Despite such challenges, Vietnam’s economy recorded GDP growth of 7.83 per cent on-year in the first quarter. Macroeconomic stability has been maintained, with inflation kept under control. Monetary policy management and banking sector performance have played an important role in these overall achievements.
Regarding interest rate management, the Deputy Governor said that in the early months of the year, the SBV kept its policy rates unchanged, enabling credit institutions to access funding at low cost and thereby support the economy.
On April 9, newly appointed Governor Pham Duc An chaired a meeting to expedite banking sector tasks, where participating banks were unanimous on following the direction of the government and the SBV on lowering market interest rates to support businesses and households.
Pham Chi Quang, director-general of Monetary Policy at SBV, said that following the meeting with the new governor, most commercial banks demonstrated strong agreement with the central bank’s policy on lowering interest rates.
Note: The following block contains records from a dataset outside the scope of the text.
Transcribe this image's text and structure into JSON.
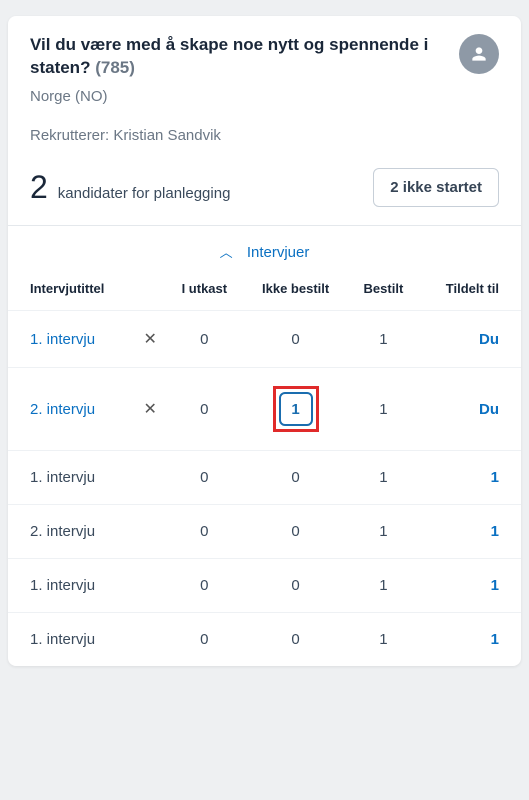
{
  "header": {
    "title": "Vil du være med å skape noe nytt og spennende i staten?",
    "id": "(785)",
    "location": "Norge (NO)",
    "recruiter_label": "Rekrutterer:",
    "recruiter_name": "Kristian Sandvik"
  },
  "summary": {
    "count": "2",
    "label": "kandidater for planlegging",
    "status_button": "2 ikke startet"
  },
  "collapse": {
    "label": "Intervjuer"
  },
  "columns": {
    "title": "Intervjutittel",
    "draft": "I utkast",
    "not_ordered": "Ikke bestilt",
    "ordered": "Bestilt",
    "assigned": "Tildelt til"
  },
  "rows": [
    {
      "title": "1. intervju",
      "closable": true,
      "link": true,
      "draft": "0",
      "not_ordered": "0",
      "ordered": "1",
      "assigned": "Du",
      "assigned_link": true,
      "highlight": false
    },
    {
      "title": "2. intervju",
      "closable": true,
      "link": true,
      "draft": "0",
      "not_ordered": "1",
      "ordered": "1",
      "assigned": "Du",
      "assigned_link": true,
      "highlight": true
    },
    {
      "title": "1. intervju",
      "closable": false,
      "link": false,
      "draft": "0",
      "not_ordered": "0",
      "ordered": "1",
      "assigned": "1",
      "assigned_link": true,
      "highlight": false
    },
    {
      "title": "2. intervju",
      "closable": false,
      "link": false,
      "draft": "0",
      "not_ordered": "0",
      "ordered": "1",
      "assigned": "1",
      "assigned_link": true,
      "highlight": false
    },
    {
      "title": "1. intervju",
      "closable": false,
      "link": false,
      "draft": "0",
      "not_ordered": "0",
      "ordered": "1",
      "assigned": "1",
      "assigned_link": true,
      "highlight": false
    },
    {
      "title": "1. intervju",
      "closable": false,
      "link": false,
      "draft": "0",
      "not_ordered": "0",
      "ordered": "1",
      "assigned": "1",
      "assigned_link": true,
      "highlight": false
    }
  ]
}
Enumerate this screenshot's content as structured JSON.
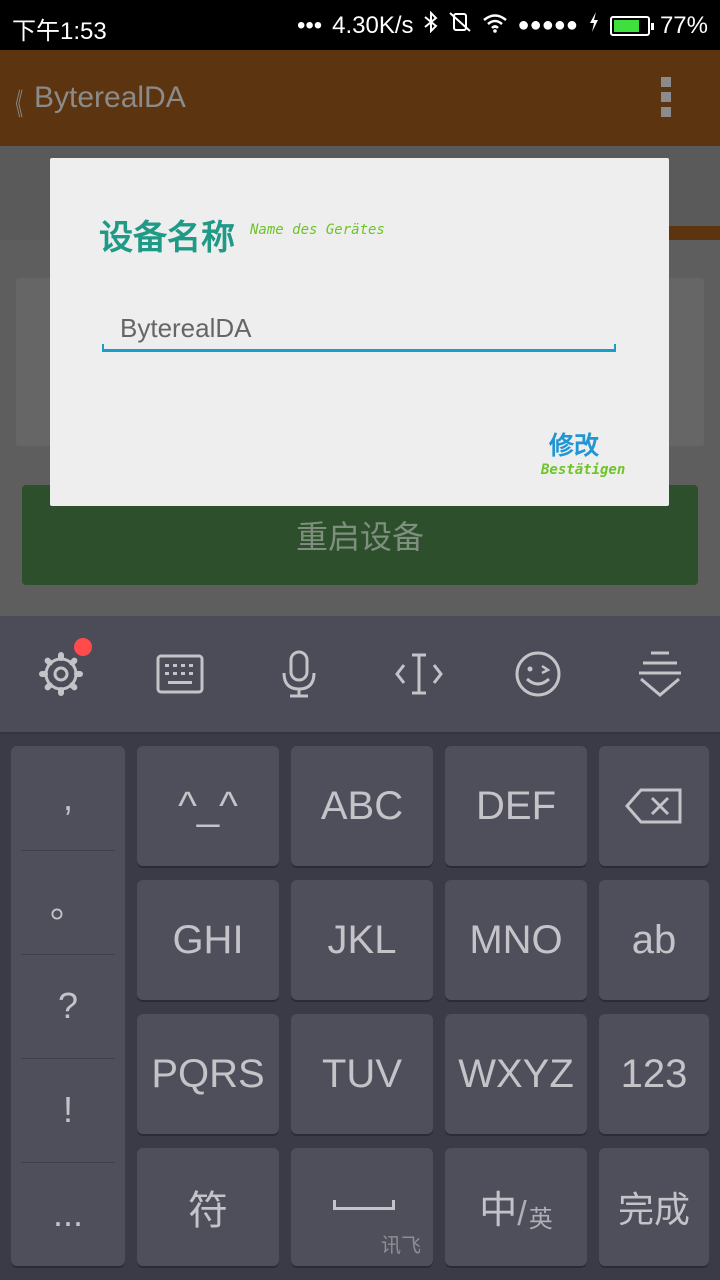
{
  "status_bar": {
    "time": "下午1:53",
    "dots": "•••",
    "speed": "4.30K/s",
    "signal": "●●●●●",
    "battery_percent": "77%",
    "battery_level": 0.77
  },
  "app_bar": {
    "back_glyph": "《",
    "title": "ByterealDA"
  },
  "background": {
    "restart_button": "重启设备"
  },
  "dialog": {
    "title": "设备名称",
    "title_sub": "Name des Gerätes",
    "input_value": "ByterealDA",
    "confirm_label": "修改",
    "confirm_sub": "Bestätigen"
  },
  "keyboard": {
    "punctuation": [
      ",",
      "。",
      "?",
      "!",
      "..."
    ],
    "rows": [
      [
        "^_^",
        "ABC",
        "DEF"
      ],
      [
        "GHI",
        "JKL",
        "MNO"
      ],
      [
        "PQRS",
        "TUV",
        "WXYZ"
      ]
    ],
    "right_col": [
      "ab",
      "123",
      "完成"
    ],
    "symbol_key": "符",
    "space_brand": "讯飞",
    "lang_key_main": "中",
    "lang_key_sub": "英"
  }
}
“Immediately after the meeting, based on our preliminary monitoring up to today, around 26 commercial banks have simultaneously reduced their listed interest rates across channels, from in-branch transactions to online platforms via internet-based applications. Most adjustments have focused on tenors of over six months, in line with the SBV's orientation,” Quang said.
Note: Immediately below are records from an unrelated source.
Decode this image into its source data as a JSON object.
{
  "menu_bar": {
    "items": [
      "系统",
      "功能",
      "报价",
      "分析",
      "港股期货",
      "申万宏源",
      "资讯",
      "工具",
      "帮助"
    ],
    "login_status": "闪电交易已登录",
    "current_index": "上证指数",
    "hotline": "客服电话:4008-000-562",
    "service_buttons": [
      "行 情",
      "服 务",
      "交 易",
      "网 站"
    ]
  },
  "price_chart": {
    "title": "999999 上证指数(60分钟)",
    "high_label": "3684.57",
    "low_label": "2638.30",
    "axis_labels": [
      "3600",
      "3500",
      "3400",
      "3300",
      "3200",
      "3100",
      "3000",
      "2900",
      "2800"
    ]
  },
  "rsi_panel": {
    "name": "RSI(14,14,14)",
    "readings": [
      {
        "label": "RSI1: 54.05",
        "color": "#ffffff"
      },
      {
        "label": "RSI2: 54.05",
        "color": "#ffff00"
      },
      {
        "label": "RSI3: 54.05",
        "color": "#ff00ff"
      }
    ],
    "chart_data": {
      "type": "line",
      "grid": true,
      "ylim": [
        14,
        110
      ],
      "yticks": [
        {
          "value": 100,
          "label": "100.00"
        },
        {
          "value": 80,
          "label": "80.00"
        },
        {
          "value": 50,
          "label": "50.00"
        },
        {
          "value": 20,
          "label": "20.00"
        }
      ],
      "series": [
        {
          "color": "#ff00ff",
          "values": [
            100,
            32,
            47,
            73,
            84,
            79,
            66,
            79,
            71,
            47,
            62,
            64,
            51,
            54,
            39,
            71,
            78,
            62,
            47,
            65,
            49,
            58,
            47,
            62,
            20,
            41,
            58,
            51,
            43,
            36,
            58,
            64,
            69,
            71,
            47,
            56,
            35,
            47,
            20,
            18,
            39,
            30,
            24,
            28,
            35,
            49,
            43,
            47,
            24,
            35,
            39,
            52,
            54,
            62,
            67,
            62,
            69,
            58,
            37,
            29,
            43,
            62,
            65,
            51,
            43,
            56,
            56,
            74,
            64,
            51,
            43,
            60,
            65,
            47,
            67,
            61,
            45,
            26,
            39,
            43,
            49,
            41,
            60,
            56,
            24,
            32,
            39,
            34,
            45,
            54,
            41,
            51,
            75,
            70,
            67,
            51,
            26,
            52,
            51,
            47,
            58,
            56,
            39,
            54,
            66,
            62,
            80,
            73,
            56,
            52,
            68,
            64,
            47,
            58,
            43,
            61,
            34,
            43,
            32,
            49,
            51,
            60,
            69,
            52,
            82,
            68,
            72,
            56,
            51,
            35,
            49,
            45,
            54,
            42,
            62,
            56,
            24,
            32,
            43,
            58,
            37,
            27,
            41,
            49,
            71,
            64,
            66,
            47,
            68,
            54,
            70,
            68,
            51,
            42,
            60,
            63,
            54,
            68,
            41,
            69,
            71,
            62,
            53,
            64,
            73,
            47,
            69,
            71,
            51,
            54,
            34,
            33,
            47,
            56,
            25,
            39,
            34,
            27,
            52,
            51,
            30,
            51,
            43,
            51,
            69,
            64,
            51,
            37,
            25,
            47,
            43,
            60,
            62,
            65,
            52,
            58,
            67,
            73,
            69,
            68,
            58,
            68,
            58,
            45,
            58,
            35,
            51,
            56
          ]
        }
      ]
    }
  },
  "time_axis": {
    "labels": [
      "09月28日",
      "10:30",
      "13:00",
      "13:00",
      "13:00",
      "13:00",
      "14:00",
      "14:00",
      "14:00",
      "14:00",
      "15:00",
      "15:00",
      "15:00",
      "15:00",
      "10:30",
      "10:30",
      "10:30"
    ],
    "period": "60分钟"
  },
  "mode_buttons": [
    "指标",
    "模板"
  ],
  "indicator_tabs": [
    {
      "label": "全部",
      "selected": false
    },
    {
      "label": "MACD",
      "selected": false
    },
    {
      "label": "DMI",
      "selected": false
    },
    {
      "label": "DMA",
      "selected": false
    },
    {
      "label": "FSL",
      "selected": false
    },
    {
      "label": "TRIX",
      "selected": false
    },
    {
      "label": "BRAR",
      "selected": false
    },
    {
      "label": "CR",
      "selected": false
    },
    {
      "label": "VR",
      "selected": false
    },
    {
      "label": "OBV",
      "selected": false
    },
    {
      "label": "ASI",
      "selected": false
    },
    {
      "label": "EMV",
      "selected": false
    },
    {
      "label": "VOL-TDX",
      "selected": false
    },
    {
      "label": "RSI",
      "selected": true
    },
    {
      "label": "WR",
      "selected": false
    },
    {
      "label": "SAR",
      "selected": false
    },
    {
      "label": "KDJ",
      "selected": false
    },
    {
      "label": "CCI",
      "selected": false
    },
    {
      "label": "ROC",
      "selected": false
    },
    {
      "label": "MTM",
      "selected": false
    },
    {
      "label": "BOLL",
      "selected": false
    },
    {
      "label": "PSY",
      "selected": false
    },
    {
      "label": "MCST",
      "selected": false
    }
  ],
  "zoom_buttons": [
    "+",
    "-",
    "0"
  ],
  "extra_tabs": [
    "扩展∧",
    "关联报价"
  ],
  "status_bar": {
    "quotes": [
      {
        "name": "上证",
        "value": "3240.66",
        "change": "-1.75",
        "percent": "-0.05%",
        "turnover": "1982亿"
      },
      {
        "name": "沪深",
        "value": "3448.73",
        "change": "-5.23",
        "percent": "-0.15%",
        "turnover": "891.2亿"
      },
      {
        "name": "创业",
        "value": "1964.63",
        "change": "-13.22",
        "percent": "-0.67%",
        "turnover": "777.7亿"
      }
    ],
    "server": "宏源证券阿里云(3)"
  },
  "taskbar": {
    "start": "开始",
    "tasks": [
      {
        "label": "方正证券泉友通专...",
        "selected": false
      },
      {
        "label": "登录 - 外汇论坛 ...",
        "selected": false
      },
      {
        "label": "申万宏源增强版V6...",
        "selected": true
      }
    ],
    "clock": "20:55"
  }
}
“We expect that in the coming period, the spillover effects of lower deposit rates will help banks reduce funding costs, thereby creating room to further cut lending rates and support economic growth,” he added.
According to Deputy Governor Ha, in credit management, the central bank is targeting system-wide credit growth of around 15 per cent, with adjustments to be made in line with actual developments, ensuring inflation control, macroeconomic stability, and the safety of the credit institution system.
The SBV will continue to conduct monetary policy in a proactive and flexible manner, in close coordination with fiscal policy and other macroeconomic measures, while maintaining the priority of keeping average inflation at around 4.5 per cent in 2026, thereby supporting macroeconomic stability.
Accordingly, the SBV will flexibly manage open market operations in line with monetary policy objectives and provide timely liquidity support to credit institutions.
“With these coordinated measures, as of March 31, total outstanding credit across the system reached over $767.2 billion, up 3.18 per cent compared to the end of 2025,” Deputy Governor Ha said.